The bighorn sheep is a common zoomorph found in Hisatsinom rock art. The Hopi god of fertility is called Alosaka (or sometimes Muy’ingwa) and is represented by two curving horns on his headdress. Each member of the Two Horn (Al) Society also wears a pair of curved horns on his head. This religious fraternity plays a crucial role in Wuwutsim, or the New Fire Ceremony of tribal initiation which takes place in November. 19

Diagram 1
This Golden Mean spiral starts at the Heart chakra located at Grand Falls, arcs through the San Francisco Peaks (home of the kachinas, or katsinam), sweeps by Oraibi, Shungopovi, and Walpi (the Belt), intersects Orion's right hand, circles into the Hyades horns, and passes through Gamma Tauri.

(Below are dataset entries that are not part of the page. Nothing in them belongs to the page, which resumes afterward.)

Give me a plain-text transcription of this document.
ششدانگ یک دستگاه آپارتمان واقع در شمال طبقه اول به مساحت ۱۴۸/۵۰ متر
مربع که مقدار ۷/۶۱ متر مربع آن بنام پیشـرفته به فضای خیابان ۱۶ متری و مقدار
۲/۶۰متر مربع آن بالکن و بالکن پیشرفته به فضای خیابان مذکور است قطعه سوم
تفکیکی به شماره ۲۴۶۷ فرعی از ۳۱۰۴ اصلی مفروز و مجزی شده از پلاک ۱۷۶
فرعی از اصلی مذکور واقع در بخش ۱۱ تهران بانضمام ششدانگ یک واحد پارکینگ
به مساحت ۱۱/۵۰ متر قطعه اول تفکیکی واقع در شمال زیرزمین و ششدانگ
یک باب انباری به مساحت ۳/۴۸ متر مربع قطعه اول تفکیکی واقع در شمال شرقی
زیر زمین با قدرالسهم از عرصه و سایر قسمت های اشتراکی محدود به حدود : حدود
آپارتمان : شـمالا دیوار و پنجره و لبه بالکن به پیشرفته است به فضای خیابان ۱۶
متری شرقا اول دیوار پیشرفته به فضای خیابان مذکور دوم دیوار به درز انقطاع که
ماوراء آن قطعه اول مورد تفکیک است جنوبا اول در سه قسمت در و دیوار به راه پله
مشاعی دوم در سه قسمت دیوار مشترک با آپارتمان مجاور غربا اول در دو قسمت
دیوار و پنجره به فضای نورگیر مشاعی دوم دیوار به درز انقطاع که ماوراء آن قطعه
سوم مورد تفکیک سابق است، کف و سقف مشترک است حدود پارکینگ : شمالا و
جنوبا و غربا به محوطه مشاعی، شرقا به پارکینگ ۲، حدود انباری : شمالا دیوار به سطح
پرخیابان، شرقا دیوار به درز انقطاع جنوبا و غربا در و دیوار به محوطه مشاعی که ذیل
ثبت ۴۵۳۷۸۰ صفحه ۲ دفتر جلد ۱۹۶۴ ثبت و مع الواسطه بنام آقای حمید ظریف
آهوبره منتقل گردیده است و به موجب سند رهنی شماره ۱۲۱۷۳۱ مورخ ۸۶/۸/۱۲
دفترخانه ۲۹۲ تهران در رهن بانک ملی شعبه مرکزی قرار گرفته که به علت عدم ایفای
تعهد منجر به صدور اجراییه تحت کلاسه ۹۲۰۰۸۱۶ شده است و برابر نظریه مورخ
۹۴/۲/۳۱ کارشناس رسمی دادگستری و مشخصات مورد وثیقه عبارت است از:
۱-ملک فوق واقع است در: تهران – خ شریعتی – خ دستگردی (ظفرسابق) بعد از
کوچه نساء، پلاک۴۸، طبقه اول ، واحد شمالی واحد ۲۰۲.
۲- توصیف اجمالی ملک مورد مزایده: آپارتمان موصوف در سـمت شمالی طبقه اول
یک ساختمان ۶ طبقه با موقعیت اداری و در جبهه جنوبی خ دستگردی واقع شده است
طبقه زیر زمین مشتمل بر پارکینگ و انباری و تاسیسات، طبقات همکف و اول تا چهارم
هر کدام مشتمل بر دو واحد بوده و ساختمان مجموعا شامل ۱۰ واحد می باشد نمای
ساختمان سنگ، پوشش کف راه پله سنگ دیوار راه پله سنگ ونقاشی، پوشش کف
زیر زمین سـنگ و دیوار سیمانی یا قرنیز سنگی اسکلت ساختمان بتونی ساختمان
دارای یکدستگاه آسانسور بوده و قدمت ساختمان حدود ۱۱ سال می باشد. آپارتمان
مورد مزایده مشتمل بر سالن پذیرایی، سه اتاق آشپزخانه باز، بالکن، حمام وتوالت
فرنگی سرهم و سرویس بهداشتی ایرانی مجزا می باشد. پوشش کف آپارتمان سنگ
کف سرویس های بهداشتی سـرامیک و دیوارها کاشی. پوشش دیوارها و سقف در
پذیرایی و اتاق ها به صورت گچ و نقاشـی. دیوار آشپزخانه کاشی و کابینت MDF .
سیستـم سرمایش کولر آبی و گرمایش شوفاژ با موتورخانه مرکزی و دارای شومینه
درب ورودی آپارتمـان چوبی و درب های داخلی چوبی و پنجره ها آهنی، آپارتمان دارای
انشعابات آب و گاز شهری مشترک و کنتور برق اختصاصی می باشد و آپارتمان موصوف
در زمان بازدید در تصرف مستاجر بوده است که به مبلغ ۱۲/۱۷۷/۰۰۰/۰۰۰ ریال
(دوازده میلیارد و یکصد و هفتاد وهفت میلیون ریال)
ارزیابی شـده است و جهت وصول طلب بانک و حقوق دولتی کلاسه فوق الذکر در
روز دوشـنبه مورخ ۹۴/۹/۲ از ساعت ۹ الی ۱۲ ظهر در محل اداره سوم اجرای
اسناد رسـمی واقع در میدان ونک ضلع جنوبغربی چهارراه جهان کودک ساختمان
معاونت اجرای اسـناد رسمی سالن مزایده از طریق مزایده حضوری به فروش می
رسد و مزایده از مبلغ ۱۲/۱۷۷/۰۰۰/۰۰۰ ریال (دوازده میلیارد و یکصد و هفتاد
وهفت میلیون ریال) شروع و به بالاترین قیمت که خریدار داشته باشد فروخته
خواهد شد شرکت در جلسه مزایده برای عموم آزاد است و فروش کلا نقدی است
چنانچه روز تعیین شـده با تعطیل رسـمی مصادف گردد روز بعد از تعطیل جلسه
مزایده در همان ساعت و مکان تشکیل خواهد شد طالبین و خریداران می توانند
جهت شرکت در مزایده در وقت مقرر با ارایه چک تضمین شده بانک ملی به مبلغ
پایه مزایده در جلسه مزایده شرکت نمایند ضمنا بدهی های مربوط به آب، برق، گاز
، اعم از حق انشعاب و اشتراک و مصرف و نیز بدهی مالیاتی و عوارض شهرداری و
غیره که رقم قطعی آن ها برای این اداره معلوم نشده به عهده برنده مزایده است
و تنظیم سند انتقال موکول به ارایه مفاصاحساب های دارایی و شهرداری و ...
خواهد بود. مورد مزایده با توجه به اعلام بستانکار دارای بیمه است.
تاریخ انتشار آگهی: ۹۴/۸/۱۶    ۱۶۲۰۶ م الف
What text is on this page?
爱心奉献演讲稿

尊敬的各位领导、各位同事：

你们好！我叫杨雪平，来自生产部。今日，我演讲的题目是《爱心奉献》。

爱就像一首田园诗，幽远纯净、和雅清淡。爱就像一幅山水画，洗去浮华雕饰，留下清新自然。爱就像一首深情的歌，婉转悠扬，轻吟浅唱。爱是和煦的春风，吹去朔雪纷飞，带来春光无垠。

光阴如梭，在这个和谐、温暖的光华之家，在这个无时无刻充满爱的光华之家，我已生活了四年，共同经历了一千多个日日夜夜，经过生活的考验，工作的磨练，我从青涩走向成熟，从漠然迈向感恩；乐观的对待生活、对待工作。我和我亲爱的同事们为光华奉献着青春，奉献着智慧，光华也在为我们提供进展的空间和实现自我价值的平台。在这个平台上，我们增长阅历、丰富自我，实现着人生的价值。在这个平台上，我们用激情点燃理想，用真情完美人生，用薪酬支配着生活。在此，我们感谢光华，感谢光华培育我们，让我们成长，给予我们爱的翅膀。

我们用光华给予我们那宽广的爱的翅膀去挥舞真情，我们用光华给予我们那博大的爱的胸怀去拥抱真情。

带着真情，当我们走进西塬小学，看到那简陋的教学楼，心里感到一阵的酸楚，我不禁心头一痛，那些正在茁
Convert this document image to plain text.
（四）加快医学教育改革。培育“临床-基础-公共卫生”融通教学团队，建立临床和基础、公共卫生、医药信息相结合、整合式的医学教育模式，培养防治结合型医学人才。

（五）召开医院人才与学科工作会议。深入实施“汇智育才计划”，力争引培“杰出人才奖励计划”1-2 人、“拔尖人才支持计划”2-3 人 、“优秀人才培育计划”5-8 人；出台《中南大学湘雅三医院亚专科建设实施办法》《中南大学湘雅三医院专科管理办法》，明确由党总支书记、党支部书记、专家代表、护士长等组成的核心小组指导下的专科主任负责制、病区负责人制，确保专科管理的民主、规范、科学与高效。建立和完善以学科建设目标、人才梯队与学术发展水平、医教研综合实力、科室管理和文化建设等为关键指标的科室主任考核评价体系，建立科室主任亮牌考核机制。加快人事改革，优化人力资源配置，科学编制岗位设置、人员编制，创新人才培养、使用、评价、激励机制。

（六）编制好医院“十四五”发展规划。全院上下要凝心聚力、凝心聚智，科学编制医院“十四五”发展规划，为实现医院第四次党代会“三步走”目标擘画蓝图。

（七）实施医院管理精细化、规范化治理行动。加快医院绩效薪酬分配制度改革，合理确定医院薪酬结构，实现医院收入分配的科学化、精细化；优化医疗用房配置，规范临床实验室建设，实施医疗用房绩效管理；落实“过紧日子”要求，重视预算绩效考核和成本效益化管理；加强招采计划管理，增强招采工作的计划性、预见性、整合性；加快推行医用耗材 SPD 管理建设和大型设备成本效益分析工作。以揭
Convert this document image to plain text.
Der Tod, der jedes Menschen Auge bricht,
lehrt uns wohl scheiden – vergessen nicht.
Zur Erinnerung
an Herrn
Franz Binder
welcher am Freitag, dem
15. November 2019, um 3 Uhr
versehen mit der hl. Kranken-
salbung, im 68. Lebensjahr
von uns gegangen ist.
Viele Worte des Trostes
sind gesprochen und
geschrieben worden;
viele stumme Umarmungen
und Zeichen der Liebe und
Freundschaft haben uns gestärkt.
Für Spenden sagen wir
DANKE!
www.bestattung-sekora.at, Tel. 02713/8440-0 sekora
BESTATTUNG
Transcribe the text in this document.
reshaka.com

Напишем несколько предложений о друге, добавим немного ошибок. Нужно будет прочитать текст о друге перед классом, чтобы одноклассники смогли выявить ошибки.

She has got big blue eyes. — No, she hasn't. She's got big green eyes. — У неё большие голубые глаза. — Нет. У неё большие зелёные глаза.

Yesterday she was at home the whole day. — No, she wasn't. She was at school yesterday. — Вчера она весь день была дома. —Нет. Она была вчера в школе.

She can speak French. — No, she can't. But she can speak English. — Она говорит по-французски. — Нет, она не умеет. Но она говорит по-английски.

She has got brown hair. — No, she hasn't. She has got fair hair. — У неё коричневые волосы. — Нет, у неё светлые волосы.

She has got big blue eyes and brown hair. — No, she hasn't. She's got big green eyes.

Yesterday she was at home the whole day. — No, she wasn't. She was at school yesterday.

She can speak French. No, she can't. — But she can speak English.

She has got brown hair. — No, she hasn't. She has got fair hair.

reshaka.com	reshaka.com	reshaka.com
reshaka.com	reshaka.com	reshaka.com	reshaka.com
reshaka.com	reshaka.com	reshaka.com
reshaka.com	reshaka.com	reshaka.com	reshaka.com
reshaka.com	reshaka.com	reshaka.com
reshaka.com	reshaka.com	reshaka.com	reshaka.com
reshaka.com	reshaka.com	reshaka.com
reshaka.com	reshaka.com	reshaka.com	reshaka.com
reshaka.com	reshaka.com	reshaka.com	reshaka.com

On Diagram 1 above, we see the golden mean spiral as a component of the geomorphology of northern Arizona. Marked in blue on the map, "terrestrial" Orion closely mirrors his celestial counterpart, with prehistoric "cities" corresponding to every major star in the constellation. The Belt is represented by the three Hopi Mesas, where the primary habitation of the Hisatsinom's descendants is located. Near the top right of the map, the blue-white supergiant Rigel (Orion's left leg) correlates to Betatakin ruin at Navaho National Monument, while the faint yellow star Saiph (Orion's right leg) is represented by the ruins in Canyon de Chelly National Monument. The red supergiant Betelgeuse (Orion's right shoulder) corresponds to Homol’ovi Ruins State Park, whereas the blue giant Bellatrix (Orion's left shoulder) is equated with the ruins at Wupatki National Monument.


Orion's upraised right arm points toward the Hohokam ruins near the contemporary city of Phoenix, while his left arm is aimed at the smaller Hisatsinom ruins located throughout the Grand Canyon. Also depicted on this map are Taurus and the Pleiades, corresponding to Grand Canyon Caverns and Grapevine Canyon respectively. In addition, a chakra line runs from the Belt's middle star Alnilam (corresponding to Shungopovi, first Hopi village settled) through the Third Eye of Orion (Walnut Canyon National Monument) southwest across Arizona toward the mouth of the Colorado River (not shown on map). In the opposite direction (northeast) this same line traverses Mesa Verde National Park in southwestern Colorado (also not shown).

The esoteric philosopher Dan Winter has positioned the center of the Golden Mean spiral at the Heart chakra of Orion. It passes through Bellatrix and then arcs across the Belt stars of Mintaka, Alnilam, and Alnitak. In Diagram 1 the center of the spiral also wells up from Orion's Heart chakra, which on our map correlates to Grand Falls along the Little Colorado River. The Hopi word for this site is Synapi, which means "sound of rushing water." Another name for it is Posiw, "waterfall." However, the near homonym poosi'at means "eye," while poosi'ytaqa refers to a medicine man using a crystal for diagnosis. Thus, Grand Falls may be connected to the concept of vision, especially that done in a sacred way. Combining this with the Heart chakra location, we have the common Native American notion of seeing with the "eye of the heart."

Diagram 2
This Golden Mean spiral starts at the Sipapuni (Hopi "Place of Emergence"), arcs through Oraibi (oldest continuously inhabited community on the continent, settled c. A.D. 1100), swings through the Third Eye chakra of Orion at Walnut Canyon, then continues its sweep through the middle of the horns of Taurus.


In an alternative positioning shown in Diagram 2, the center of the spiral is focused upon the Hopi Sipapuni. This schematic unifies the Grand Canyon with Mintaka/Oraibi and in turn with the San Francisco Peaks, home of the katsinas (katsinam). Furthermore, the Golden Mean spirals in both diagrams conjoin Orion with the open "V" (or "Y") of the Hyades in Taurus, whose red eye Aldebaran the Hopi associate with their celestial god Sotuknang. 21 Hence, by this mystical coil the god of earth and the Underworld (Masau'u/Orion) is linked with the god of the sky and lightning (Sotuknang/Taurus), In other words, "As Above, so Below."